Ina Garten's Thanksgiving Story Shows Why Her Hamptons Store Was A Success
Ina Garten's journey to culinary stardom was a winding one. In some ways, it began in Stamford, Connecticut, where The Washington Post reports she was raised. Garten described her childhood meals as fairly bland, consisting mostly of canned vegetables and boiled chicken. At age 15 Garten met her husband Jeffrey, who she married in 1968. Briefly employed by the State Department in Washington D.C. writing nuclear codes, per Insider, in 1978 Garten decided to leave politics behind to run a specialty food store in the Hamptons, New York — Barefoot Contessa.
That Hamptons store was Garten's springboard to success: She's since written 13 cookbooks, has taken home seven Emmys, and garnered three James Beard awards, according to CBS News. An impressive feat — especially for someone who got into the culinary game later in life than many others — in an interview with 60 Minutes Garten shares a story about one particularly chilly Thanksgiving when she was still cooking up catered meals at Barefoot Contessa, which illustrates perfectly the dedication and drive that propelled her from a 400-square-foot food store in Westhampton Beach to the foodie icon she is today.
How Ina Garten kept the turkeys warm
Garten's Thanksgiving story, which she revealed in a 60 Minutes interview with Sharyn Alfonsi, centers on her specialty foods store in the Hamptons, which was popular for catering special events and holidays like Thanksgiving.
"Every year we would pack up the [Thanksgiving] orders Wednesday night so that people could come in on Thursday morning, and I would use the van out next to the store as a refrigerator," Garten told 60 Minutes. "One year it was like 33 degrees when I was going home, and I thought: 'No one wants a frozen Thanksgiving dinner.' So I drove the van home, and I set my alarm for every single hour all night — to turn the heat on for a few minutes and then go back to sleep. To keep the turkeys warm."

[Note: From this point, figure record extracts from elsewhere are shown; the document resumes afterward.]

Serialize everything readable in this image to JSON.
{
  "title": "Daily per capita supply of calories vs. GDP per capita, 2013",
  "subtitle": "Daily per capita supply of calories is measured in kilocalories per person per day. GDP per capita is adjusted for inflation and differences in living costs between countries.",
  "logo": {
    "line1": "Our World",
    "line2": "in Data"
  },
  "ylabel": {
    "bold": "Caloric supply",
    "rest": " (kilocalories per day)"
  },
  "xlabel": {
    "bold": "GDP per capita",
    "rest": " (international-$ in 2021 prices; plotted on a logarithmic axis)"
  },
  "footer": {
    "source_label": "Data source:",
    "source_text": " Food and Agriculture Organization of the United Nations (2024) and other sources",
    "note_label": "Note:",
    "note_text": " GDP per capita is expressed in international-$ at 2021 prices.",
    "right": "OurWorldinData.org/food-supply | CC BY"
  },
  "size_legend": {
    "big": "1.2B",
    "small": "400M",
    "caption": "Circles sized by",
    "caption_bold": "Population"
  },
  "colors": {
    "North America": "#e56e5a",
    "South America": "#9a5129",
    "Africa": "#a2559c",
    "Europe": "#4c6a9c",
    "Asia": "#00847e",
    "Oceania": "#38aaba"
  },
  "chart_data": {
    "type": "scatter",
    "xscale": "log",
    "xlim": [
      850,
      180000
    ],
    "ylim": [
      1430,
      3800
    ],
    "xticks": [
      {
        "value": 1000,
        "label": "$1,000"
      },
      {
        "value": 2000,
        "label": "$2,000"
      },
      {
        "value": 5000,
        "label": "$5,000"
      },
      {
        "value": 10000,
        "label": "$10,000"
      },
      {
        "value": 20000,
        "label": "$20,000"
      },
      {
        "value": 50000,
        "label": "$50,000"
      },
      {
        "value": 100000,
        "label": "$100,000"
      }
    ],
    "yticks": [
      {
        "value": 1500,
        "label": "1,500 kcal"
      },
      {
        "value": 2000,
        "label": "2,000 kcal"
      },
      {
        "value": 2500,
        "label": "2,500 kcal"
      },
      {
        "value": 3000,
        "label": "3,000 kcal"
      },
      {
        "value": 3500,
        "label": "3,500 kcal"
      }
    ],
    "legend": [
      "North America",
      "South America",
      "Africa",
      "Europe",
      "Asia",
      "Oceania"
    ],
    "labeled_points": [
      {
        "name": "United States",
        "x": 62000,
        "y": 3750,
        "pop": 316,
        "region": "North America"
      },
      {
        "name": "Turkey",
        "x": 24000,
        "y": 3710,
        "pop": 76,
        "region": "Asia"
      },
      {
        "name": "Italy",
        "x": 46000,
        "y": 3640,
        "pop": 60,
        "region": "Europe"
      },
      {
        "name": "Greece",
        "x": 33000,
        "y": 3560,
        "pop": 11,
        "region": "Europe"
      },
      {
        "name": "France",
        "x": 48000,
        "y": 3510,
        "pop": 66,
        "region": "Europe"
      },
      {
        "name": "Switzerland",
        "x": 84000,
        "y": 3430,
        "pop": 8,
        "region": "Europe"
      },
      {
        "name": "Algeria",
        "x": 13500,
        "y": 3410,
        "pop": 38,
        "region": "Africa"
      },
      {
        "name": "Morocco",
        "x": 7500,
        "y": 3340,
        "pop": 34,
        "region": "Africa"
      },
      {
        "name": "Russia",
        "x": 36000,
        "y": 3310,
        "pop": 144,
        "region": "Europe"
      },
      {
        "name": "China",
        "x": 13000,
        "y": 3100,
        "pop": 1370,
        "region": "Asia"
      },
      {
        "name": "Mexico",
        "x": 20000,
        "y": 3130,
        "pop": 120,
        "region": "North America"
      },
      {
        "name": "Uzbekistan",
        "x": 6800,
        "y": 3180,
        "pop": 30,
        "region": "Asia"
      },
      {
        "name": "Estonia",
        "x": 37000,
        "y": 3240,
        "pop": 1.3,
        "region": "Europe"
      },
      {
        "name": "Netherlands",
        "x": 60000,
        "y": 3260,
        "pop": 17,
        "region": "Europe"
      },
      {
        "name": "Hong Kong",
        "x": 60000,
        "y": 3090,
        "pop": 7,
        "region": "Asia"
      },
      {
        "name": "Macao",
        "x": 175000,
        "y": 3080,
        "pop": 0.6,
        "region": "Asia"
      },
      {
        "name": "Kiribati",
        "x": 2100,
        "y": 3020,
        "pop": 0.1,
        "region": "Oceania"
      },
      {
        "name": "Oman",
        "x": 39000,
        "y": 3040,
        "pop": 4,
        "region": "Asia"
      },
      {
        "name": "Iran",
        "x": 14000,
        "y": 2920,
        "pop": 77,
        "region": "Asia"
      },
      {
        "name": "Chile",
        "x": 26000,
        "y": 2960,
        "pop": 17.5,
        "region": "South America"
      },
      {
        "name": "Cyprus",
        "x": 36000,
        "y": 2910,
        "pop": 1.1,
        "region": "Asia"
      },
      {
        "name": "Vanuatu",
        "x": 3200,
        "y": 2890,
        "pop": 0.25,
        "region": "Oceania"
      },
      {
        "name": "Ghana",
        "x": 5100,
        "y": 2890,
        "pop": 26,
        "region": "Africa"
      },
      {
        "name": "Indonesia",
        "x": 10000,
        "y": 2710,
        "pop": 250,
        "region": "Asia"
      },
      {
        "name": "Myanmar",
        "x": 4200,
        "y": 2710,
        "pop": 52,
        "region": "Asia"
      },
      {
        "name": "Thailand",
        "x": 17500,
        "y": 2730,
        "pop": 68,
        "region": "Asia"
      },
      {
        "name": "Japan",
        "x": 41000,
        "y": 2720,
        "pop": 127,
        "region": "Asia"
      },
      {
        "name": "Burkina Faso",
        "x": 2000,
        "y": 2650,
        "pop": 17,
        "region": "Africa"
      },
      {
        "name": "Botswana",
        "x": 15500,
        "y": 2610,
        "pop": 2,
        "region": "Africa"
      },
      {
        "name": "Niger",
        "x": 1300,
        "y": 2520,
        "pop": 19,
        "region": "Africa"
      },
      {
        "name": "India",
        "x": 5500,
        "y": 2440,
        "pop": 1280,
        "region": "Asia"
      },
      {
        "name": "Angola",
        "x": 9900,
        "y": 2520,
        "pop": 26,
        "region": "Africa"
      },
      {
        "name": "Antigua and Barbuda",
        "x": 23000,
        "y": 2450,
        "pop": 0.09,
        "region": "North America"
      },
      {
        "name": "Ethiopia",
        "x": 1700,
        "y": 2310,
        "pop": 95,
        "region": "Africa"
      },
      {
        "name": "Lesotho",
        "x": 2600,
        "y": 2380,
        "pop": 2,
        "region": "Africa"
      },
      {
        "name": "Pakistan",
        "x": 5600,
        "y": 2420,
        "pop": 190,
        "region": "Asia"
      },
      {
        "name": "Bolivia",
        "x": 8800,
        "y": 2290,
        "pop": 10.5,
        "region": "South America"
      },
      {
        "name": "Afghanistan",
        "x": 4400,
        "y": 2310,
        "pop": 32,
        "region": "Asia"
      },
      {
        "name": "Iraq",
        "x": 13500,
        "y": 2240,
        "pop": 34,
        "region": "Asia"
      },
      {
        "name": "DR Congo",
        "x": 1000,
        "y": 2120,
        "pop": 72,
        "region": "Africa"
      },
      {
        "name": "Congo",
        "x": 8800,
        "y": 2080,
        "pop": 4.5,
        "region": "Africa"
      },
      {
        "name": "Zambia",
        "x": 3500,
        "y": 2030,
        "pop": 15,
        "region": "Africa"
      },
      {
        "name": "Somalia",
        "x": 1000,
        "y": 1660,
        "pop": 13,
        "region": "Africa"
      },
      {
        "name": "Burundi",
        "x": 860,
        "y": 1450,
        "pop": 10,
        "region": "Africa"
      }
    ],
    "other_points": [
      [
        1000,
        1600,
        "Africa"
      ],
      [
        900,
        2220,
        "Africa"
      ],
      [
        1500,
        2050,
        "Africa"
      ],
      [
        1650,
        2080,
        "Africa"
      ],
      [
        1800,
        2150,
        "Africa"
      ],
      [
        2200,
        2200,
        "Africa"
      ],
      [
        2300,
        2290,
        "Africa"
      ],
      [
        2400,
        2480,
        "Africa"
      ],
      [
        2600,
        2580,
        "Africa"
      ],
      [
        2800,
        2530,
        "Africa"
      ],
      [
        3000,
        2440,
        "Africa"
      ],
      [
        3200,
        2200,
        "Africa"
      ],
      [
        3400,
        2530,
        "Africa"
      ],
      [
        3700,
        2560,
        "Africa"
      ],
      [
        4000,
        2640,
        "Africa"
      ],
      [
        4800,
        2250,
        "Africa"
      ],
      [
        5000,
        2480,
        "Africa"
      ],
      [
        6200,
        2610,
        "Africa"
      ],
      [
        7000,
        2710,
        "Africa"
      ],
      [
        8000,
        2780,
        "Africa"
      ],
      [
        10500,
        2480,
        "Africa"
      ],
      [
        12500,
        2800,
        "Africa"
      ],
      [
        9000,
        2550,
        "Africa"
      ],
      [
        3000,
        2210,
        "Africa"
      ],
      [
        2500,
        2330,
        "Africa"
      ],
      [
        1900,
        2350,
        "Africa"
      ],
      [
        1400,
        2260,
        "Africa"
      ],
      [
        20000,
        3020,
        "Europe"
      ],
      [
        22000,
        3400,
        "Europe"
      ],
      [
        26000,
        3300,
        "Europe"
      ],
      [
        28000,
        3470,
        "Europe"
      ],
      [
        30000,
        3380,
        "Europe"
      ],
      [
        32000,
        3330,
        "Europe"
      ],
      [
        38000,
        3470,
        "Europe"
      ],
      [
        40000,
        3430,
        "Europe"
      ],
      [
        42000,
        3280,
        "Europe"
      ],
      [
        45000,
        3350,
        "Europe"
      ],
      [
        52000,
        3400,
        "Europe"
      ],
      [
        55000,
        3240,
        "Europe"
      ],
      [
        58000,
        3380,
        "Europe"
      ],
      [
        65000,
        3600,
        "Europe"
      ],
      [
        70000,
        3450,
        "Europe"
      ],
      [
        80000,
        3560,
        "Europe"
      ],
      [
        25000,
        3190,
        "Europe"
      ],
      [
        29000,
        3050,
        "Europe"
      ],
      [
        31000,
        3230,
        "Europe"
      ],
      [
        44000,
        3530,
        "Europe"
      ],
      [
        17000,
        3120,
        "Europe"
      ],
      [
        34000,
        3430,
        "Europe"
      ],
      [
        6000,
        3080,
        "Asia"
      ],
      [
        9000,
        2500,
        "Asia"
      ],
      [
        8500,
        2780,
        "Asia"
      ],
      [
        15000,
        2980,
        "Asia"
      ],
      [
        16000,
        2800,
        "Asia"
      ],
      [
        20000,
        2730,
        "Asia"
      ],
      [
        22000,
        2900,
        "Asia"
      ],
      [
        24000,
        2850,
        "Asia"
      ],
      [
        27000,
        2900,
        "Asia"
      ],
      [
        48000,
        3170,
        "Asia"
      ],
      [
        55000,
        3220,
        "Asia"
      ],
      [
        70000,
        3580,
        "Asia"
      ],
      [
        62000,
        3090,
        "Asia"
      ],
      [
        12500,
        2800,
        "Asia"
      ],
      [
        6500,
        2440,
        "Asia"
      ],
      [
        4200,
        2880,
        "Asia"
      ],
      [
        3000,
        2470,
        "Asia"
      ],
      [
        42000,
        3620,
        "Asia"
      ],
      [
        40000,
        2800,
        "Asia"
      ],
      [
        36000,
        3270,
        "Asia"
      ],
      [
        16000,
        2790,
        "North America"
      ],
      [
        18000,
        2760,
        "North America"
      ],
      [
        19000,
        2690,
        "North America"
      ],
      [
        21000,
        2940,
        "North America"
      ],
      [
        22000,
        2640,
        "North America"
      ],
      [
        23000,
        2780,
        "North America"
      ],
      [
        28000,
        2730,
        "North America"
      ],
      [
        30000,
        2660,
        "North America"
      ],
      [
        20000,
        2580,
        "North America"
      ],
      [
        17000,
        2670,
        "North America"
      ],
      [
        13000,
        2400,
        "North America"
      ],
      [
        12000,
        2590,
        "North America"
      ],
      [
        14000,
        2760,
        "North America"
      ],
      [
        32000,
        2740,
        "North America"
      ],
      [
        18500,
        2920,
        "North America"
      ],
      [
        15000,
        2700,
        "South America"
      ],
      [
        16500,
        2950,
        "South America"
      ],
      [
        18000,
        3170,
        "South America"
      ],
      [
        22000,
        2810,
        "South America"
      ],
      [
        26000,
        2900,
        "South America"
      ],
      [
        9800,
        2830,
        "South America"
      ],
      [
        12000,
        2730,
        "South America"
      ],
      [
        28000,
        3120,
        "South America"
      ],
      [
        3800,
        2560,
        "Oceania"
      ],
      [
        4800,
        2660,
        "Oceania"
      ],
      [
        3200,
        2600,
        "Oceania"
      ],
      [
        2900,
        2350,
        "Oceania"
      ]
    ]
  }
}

So that's the answer: Hard work. Garten revealed in an Instagram post in 2021 that the store took in $87 on her first day. That soon changed, however. Per House Beautiful, the store moved to larger digs in East Hampton in the 1980s. According to CBS News, Garten was putting in 20-hour days at the store, which she finally sold in 1996 after turning it into a success. The Barefoot Contessa Cookbook was published in 1999 (via Barefoot Contessa). And the rest, as they say, is history.